第13話 Ⅱ-③
春川君はふっと鼻で笑いながらそう言った。
「何だか難しそうな話ね。やっぱり営業も色々と大変なのね。」
私は目の前のスパゲッティと依然格闘を続けながらそう言ってみた。
「まぁ、ぶっちゃけると内容はどうでもいいんだけどね。必要なのは結果だけ。お客さんが商品を買って、手数料としてお金が会社に入る、その結果があればケインズだろうが、魔法だろうが、北風だろうが、太陽だろうが、何でもいい。実際、俺も大学の頃ケインズを講義で聞いてたはずだけど、何一つ理解してないからね。それでも俺は同期では出来てる方だし。」
なるほど。彼の言い分にはかなりの説得力がある。多分それが私の働く会社の営業理念であり、真理であり、そして正義なのだろう。私も三年間事務課で仕事をしながら、営業課のことを知っているつもりだったが、実際の話を聞くと迫真がありとても興味深かった。
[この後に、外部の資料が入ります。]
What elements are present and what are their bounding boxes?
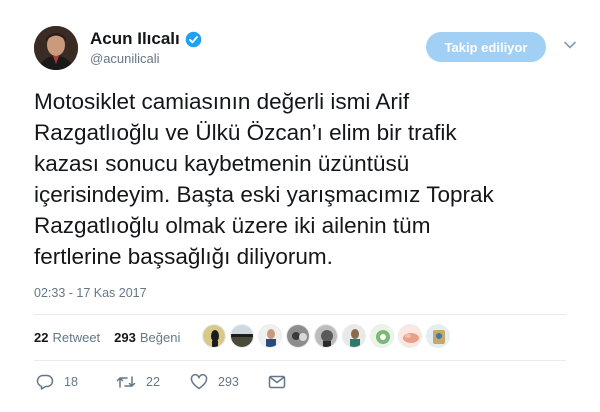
engagement-stats: 22 Retweet 293 Beğeni (34, 330, 180, 345)
user-handle[interactable]: @acunilicali (90, 51, 160, 66)
like-label[interactable]: Beğeni (140, 330, 180, 345)
liker-avatar[interactable] (230, 324, 254, 348)
tweet-actions: 18 22 293 (36, 374, 296, 390)
display-name[interactable]: Acun Ilıcalı (90, 29, 180, 49)
tweet-text-line: Razgatlıoğlu olmak üzere iki ailenin tüm (34, 213, 431, 238)
tweet-text-line: fertlerine başsağlığı diliyorum. (34, 244, 333, 269)
reply-button[interactable]: 18 (36, 374, 116, 390)
following-button[interactable]: Takip ediliyor (426, 32, 546, 62)
heart-icon (190, 374, 208, 390)
retweet-button[interactable]: 22 (116, 375, 190, 389)
liker-avatar[interactable] (258, 324, 282, 348)
tweet-card: Acun Ilıcalı @acunilicali Takip ediliyor… (0, 0, 600, 412)
liker-avatars (202, 324, 454, 348)
retweet-label[interactable]: Retweet (52, 330, 100, 345)
tweet-text-line: Razgatlıoğlu ve Ülkü Özcan’ı elim bir tr… (34, 120, 457, 145)
liker-avatar[interactable] (398, 324, 422, 348)
liker-avatar[interactable] (370, 324, 394, 348)
liker-avatar[interactable] (426, 324, 450, 348)
avatar[interactable] (34, 26, 78, 70)
tweet-text-line: içerisindeyim. Başta eski yarışmacımız T… (34, 182, 494, 207)
name-row: Acun Ilıcalı (90, 29, 202, 49)
liker-avatar[interactable] (202, 324, 226, 348)
envelope-icon (268, 375, 286, 389)
timestamp[interactable]: 02:33 - 17 Kas 2017 (34, 286, 147, 300)
retweet-action-count: 22 (146, 375, 160, 389)
like-action-count: 293 (218, 375, 239, 389)
verified-badge-icon (185, 31, 202, 47)
retweet-icon (116, 376, 136, 388)
liker-avatar[interactable] (314, 324, 338, 348)
chevron-down-icon[interactable] (563, 38, 577, 52)
retweet-count[interactable]: 22 (34, 330, 48, 345)
tweet-text: Motosiklet camiasının değerli ismi Arif … (34, 86, 574, 272)
like-button[interactable]: 293 (190, 374, 268, 390)
divider (34, 314, 566, 315)
avatar-image (34, 26, 78, 70)
liker-avatar[interactable] (286, 324, 310, 348)
reply-count: 18 (64, 375, 78, 389)
tweet-text-line: Motosiklet camiasının değerli ismi Arif (34, 89, 410, 114)
like-count[interactable]: 293 (114, 330, 136, 345)
reply-icon (36, 374, 54, 390)
divider (34, 360, 566, 361)
liker-avatar[interactable] (342, 324, 366, 348)
tweet-text-line: kazası sonucu kaybetmenin üzüntüsü (34, 151, 410, 176)
direct-message-button[interactable] (268, 375, 296, 389)
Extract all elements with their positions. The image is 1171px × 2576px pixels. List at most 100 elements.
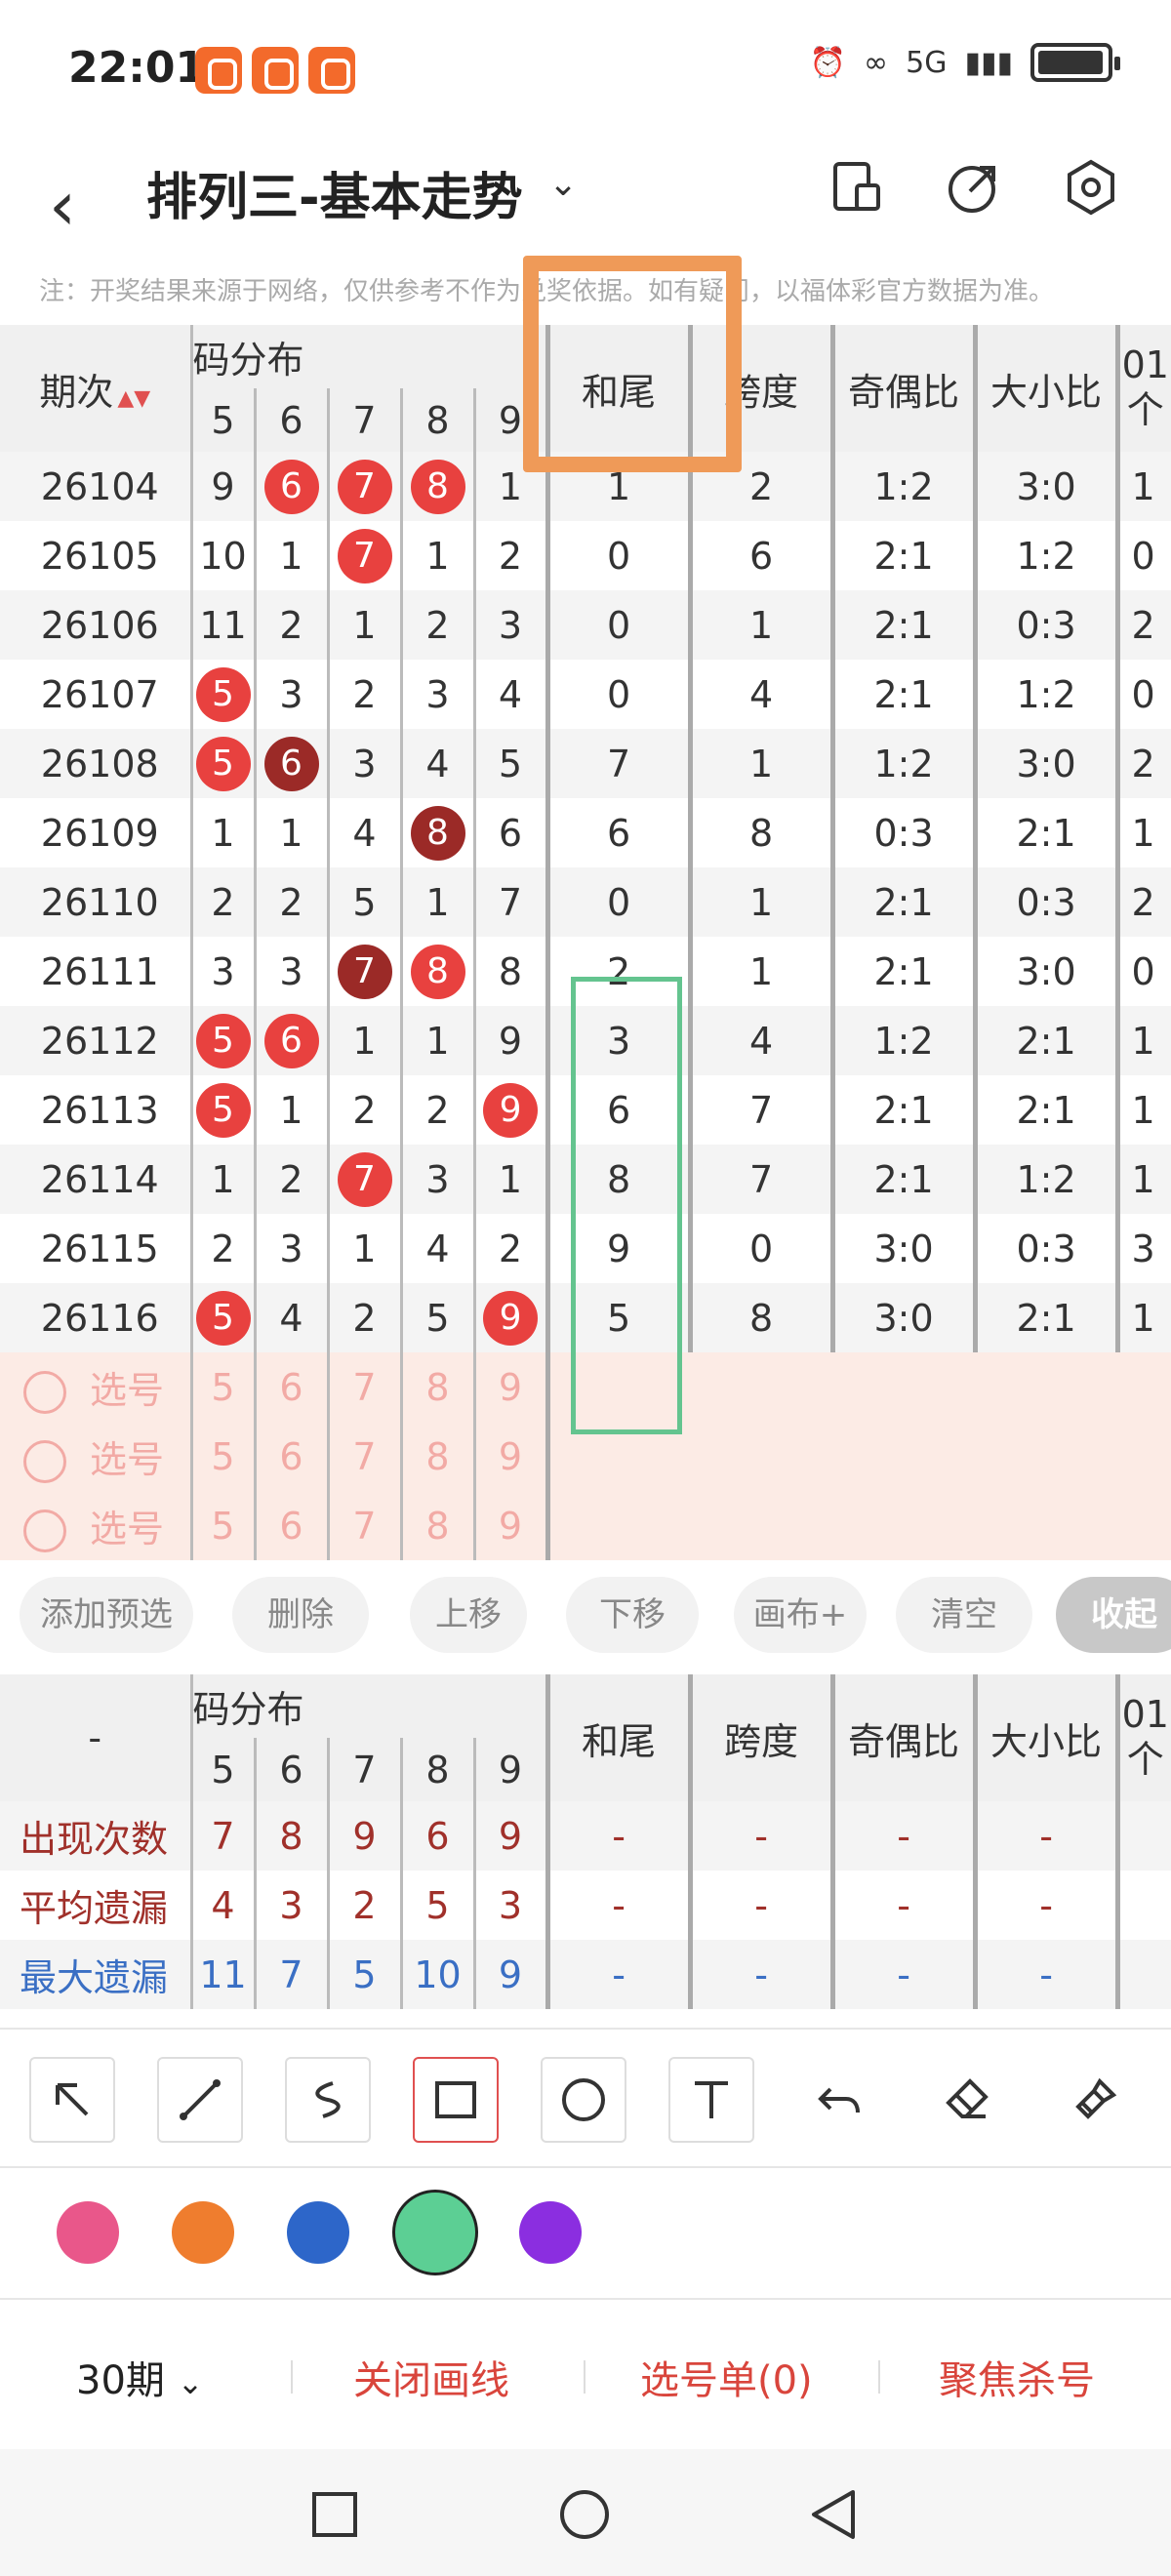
undo-icon[interactable] (796, 2057, 882, 2143)
add-preselect-button[interactable]: 添加预选 (20, 1577, 193, 1653)
pick-label-cell[interactable]: 选号 (0, 1422, 191, 1491)
table-row[interactable]: 26106 11 2 1 2 3 0 1 2:1 0:3 2 (0, 590, 1171, 660)
blue-color-swatch[interactable] (287, 2201, 349, 2264)
stats-dash: - (972, 1940, 1118, 2009)
extra-cell: 2 (1114, 590, 1171, 660)
pick-digit[interactable]: 5 (189, 1491, 255, 1560)
close-drawing-button[interactable]: 关闭画线 (353, 2349, 509, 2405)
pick-digit[interactable]: 7 (326, 1491, 401, 1560)
digit-cell: 5 (326, 867, 401, 937)
line-icon[interactable] (157, 2057, 243, 2143)
extra-cell: 1 (1114, 1006, 1171, 1075)
share-icon[interactable] (945, 158, 1003, 217)
signal-icon: 5G (906, 45, 948, 80)
green-rectangle-annotation[interactable] (571, 977, 682, 1434)
jiou-cell: 2:1 (829, 660, 976, 729)
hit-ball: 8 (410, 805, 465, 861)
page-title[interactable]: 排列三-基本走势 (146, 156, 523, 229)
pick-digit[interactable]: 7 (326, 1352, 401, 1422)
stats-dash: - (545, 1871, 691, 1940)
jiou-cell: 3:0 (829, 1214, 976, 1283)
pick-digit[interactable]: 7 (326, 1422, 401, 1491)
table-row[interactable]: 26107 5 3 2 3 4 0 4 2:1 1:2 0 (0, 660, 1171, 729)
hewei-cell: 0 (545, 590, 691, 660)
arrow-icon[interactable] (29, 2057, 115, 2143)
digit-cell: 5 (189, 1283, 255, 1352)
chevron-down-icon[interactable]: ⌄ (548, 164, 578, 204)
extra-header-top: 01 (1121, 343, 1169, 387)
color-palette (0, 2166, 1171, 2298)
jiou-cell: 2:1 (829, 1075, 976, 1145)
pick-digit[interactable]: 9 (472, 1352, 548, 1422)
kuadu-cell: 7 (687, 1075, 833, 1145)
digit-header: 6 (253, 1738, 328, 1801)
pick-digit[interactable]: 5 (189, 1422, 255, 1491)
pick-digit[interactable]: 8 (399, 1352, 474, 1422)
table-row[interactable]: 26110 2 2 5 1 7 0 1 2:1 0:3 2 (0, 867, 1171, 937)
pick-digit[interactable]: 5 (189, 1352, 255, 1422)
periods-select[interactable]: 30期 ⌄ (76, 2349, 203, 2405)
canvas-plus-button[interactable]: 画布+ (734, 1577, 867, 1653)
clear-button[interactable]: 清空 (896, 1577, 1032, 1653)
kuadu-cell: 1 (687, 937, 833, 1006)
back-icon[interactable]: ‹ (49, 166, 76, 246)
pick-digit[interactable]: 9 (472, 1422, 548, 1491)
collapse-button[interactable]: 收起 (1056, 1577, 1171, 1653)
text-icon[interactable] (668, 2057, 754, 2143)
orange-color-swatch[interactable] (172, 2201, 234, 2264)
circle-icon[interactable] (541, 2057, 626, 2143)
move-up-button[interactable]: 上移 (410, 1577, 527, 1653)
pick-circle-icon[interactable] (23, 1509, 66, 1553)
stats-value: 9 (472, 1940, 548, 2009)
home-icon[interactable] (558, 2488, 611, 2541)
periods-label: 30期 (76, 2358, 165, 2403)
pink-color-swatch[interactable] (57, 2201, 119, 2264)
digit-cell: 1 (253, 1075, 328, 1145)
rectangle-icon[interactable] (413, 2057, 499, 2143)
hit-ball: 6 (263, 736, 319, 791)
hit-ball: 8 (410, 459, 465, 514)
sort-icon[interactable]: ▲▼ (117, 386, 150, 411)
divider (584, 2360, 586, 2394)
table-row[interactable]: 26109 1 1 4 8 6 6 8 0:3 2:1 1 (0, 798, 1171, 867)
hit-ball: 5 (195, 1013, 251, 1068)
clear-brush-icon[interactable] (1052, 2057, 1138, 2143)
pick-digit[interactable]: 9 (472, 1491, 548, 1560)
purple-color-swatch[interactable] (519, 2201, 582, 2264)
digit-cell: 1 (189, 798, 255, 867)
digit-cell: 2 (326, 660, 401, 729)
pick-circle-icon[interactable] (23, 1440, 66, 1484)
daxiao-cell: 0:3 (972, 590, 1118, 660)
freehand-icon[interactable] (285, 2057, 371, 2143)
orange-rectangle-annotation[interactable] (523, 256, 742, 472)
delete-button[interactable]: 删除 (232, 1577, 369, 1653)
pick-digit[interactable]: 8 (399, 1491, 474, 1560)
digit-cell: 3 (399, 1145, 474, 1214)
pick-label-cell[interactable]: 选号 (0, 1352, 191, 1422)
eraser-icon[interactable] (924, 2057, 1010, 2143)
digit-cell: 6 (253, 729, 328, 798)
pick-digit[interactable]: 6 (253, 1491, 328, 1560)
pick-digit[interactable]: 6 (253, 1422, 328, 1491)
kuadu-cell: 6 (687, 521, 833, 590)
pick-circle-icon[interactable] (23, 1371, 66, 1415)
stats-value: 7 (189, 1801, 255, 1871)
pick-row[interactable]: 选号 5 6 7 8 9 (0, 1491, 1171, 1560)
green-color-swatch[interactable] (392, 2190, 478, 2275)
issue-header[interactable]: 期次 ▲▼ (0, 325, 191, 452)
pick-digit[interactable]: 8 (399, 1422, 474, 1491)
phone-layout-icon[interactable] (828, 158, 886, 217)
jiou-cell: 2:1 (829, 521, 976, 590)
table-row[interactable]: 26105 10 1 7 1 2 0 6 2:1 1:2 0 (0, 521, 1171, 590)
settings-icon[interactable] (1062, 158, 1120, 217)
move-down-button[interactable]: 下移 (566, 1577, 699, 1653)
back-nav-icon[interactable] (808, 2488, 861, 2541)
table-row[interactable]: 26108 5 6 3 4 5 7 1 1:2 3:0 2 (0, 729, 1171, 798)
recents-icon[interactable] (310, 2490, 359, 2539)
pick-digit[interactable]: 6 (253, 1352, 328, 1422)
pick-list-button[interactable]: 选号单(0) (640, 2349, 813, 2405)
digit-header: 5 (189, 1738, 255, 1801)
digit-cell: 1 (253, 521, 328, 590)
focus-kill-button[interactable]: 聚焦杀号 (939, 2349, 1095, 2405)
pick-label-cell[interactable]: 选号 (0, 1491, 191, 1560)
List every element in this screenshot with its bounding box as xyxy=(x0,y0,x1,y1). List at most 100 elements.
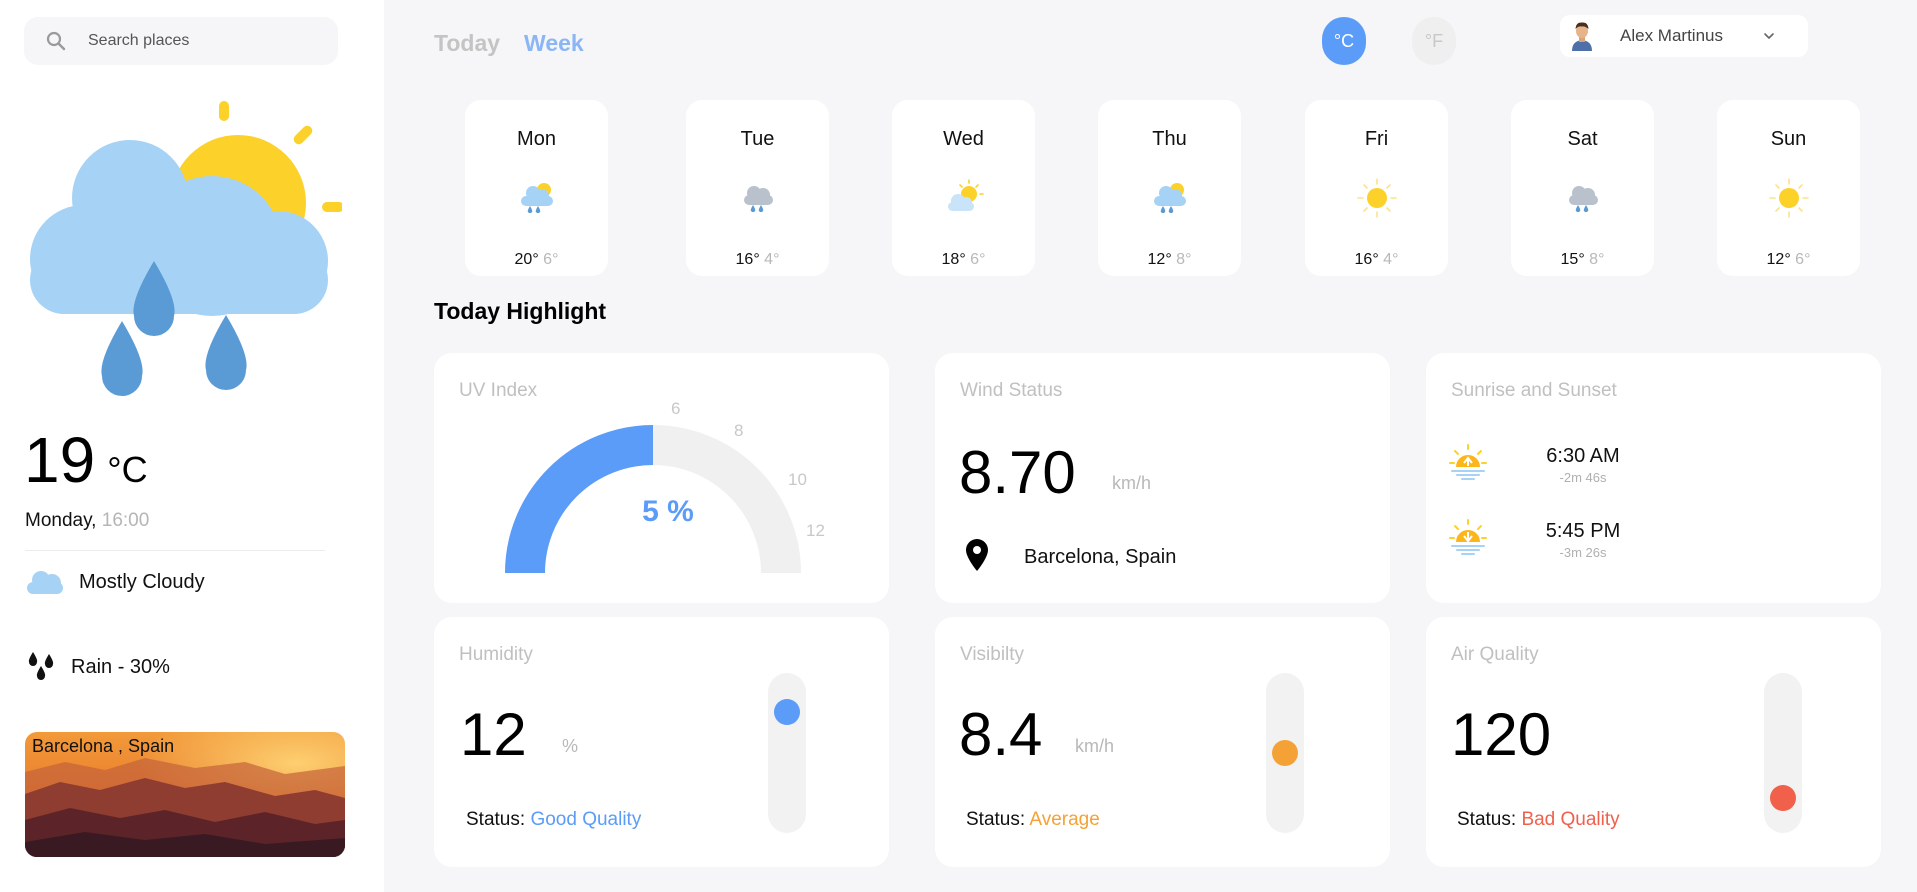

「高橋課長は春川君のこと気に入ってるみたいだね。休みの日の指示までするなんて、期待されてるんだね。」
もう少し営業課のことが知りたくなって、話題を少し変えてみた。
「高橋が?俺の事を!?そう見えるんなら、多分それは高橋の思惑にしっかりハマってるってことなんだろうね。」
「どういうこと?」
私は理解できず、さらに尋ねてみる。
「高橋も例外にもれず会社人間だからさ、数字の事以外は興味無いんだと思う。その上でどうすれば数字を上げられるかっていうのを日々模索してるのさ。そして見せしめとして俺みたいな、数字がそこそこ出来て権力のない若手を一人標的として作る。そうすると本人は期待されてると思って頑張るし、周りは負けないように頑張ろうとする。同じ理由で、喝を入れる時も全体に漠然と怒鳴るよりも、一人を代表して怒る方が効果的なんだと思うよ。
まぁ、俺はひねくれてるから、あいつの思い通りにはならないけどね。」
なるほど。営業の現場というのもお客さんだけでなく、営業員同士でも騙し、騙されの世界なのだ。理解しているつもりだったが、私の認識はまだまだ甘かったようである。
楽しい時間はあっという間に過ぎた。そう、本当にあっという間に。私たちはスパゲッティを食べ終わり食後のコーヒーを飲もうとしていた。申し訳ないことに、食べるのが遅い私に合わせて春川君はだいぶ無理をしてゆっくり食べてくれたようだった。